A glass of water? A walk in the park?
A swim at the gym?
A pitcher of warm spit?
Nothing beats a cigarette.
I must hold on hold out hold to
hold forth hold back hold sway—
Mommy, don’t let me die an ashtray.
There is an absence greater than absence of life
there is a hollow hollower than death
when the lights go off in the gunman's eyes
and every man becomes a purse.
There is a loss greater than loss of pleasure
when there is no breast or nipple
and the nurse removes your pacifier
and the wailing of your deprivation
goes unnoticed in the bassinet
and your infant body shakes
into the grief of sleep.
Or when standing at the railing of your crib
and there is no mother
and no substitute for mother
in the endless darkness—
“Why can’t you change yourself?”
After such abandonment you may spend your life
seeking a fix like the milk-dewed nipple
in the rhythm of the bliss of your sucking,
the warm pillow of breast pressed against your face
There is so little poetry left
I suffer its loss as much as cigarettes.
It may leave a bigger emptiness.
Love or addiction?
Sometimes I think addiction
especially when I am around poets
and feel the heat of their narcissism
rise like steam from a meatloaf,
the endless infantile hunger to be heard.

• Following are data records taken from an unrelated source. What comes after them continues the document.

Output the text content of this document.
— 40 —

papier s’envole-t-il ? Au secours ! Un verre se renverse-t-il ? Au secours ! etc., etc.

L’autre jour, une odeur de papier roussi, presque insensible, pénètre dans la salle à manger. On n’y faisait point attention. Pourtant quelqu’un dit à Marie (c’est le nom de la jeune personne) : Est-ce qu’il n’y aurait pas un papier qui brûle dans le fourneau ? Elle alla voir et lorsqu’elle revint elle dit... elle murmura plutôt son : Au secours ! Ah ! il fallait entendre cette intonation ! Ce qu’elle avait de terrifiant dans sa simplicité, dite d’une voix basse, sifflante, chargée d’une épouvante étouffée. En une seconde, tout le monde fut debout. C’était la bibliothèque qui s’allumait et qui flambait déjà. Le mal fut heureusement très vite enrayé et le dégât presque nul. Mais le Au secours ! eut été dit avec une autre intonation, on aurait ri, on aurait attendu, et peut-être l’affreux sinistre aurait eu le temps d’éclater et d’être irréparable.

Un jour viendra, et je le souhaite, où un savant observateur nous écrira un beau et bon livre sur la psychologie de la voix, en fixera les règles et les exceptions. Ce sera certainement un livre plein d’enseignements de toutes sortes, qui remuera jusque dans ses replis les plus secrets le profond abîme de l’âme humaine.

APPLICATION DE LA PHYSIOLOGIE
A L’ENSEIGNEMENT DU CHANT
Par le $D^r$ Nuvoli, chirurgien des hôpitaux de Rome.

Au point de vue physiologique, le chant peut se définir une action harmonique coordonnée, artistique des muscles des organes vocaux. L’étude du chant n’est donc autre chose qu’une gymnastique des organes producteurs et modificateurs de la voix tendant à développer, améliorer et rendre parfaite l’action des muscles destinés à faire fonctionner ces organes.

The problem is that poets can’t give themselves a fix,
they need an audience for praise.
Plato was right and wrong.
He never imagined the democratization of poetry,
fearing Aeschylus and Aristophanes
not Angelou and Bukowski.
You say I am writing prose now.
I say form must fit function
in this proliferation of venues and dilution of talent
on the Internet and in overpriced coffeehouses.
What do I really think?
Forget poetry, poetry sucks.
Poetry sucks donkey dicks in the dead of night.
Poetry sucks the butt holes of rabid bats
Poetry sucks the big Walla-Walla like a Staubsauger.
Poetry is a concentration camp for narcissists.
Poetry is eternal competition with every poet, living or dead.
Poetry causes stillborns, curdles milk and stains the altar with pig’s blood.
Poetry is bread in the mouth of a pigeon spreading Legionnaire's disease.
Poetry is the word flu.
When asked why she didn't quit,
Bette Davis replied, "Then how would I talk?"
gesturing with her cigarette holder.
And what if I become seriously depressed
when the faces of familiar cars look strange
and I am frightened by doorknobs and tea kettles,
when whatever spark of self I knew
flies up and out the chimney into the wailing dark?
Will I zero-sum suck again?
That is always one danger: when smoking
or not smoking appear equally pointless
in a universe without pity.
Ergo, “Who cares if I smoke?”
In that state, which always returns
I vow to pretend to care
against all evidence.
The other danger is similar—
on a very good day, say your daughter’s wedding
or grandson's baptism, when the joyful
conviction of invulnerability
whispers, “You’ve achieved control
and can have just one.”
I have decided
when I get the urge
to imagine a silver angel
with glacier-blue eyes and crystal hair
swooping down like Winged Victory
to pluck my desire in her gleaming hands
and throw it back to heaven as a spent coal.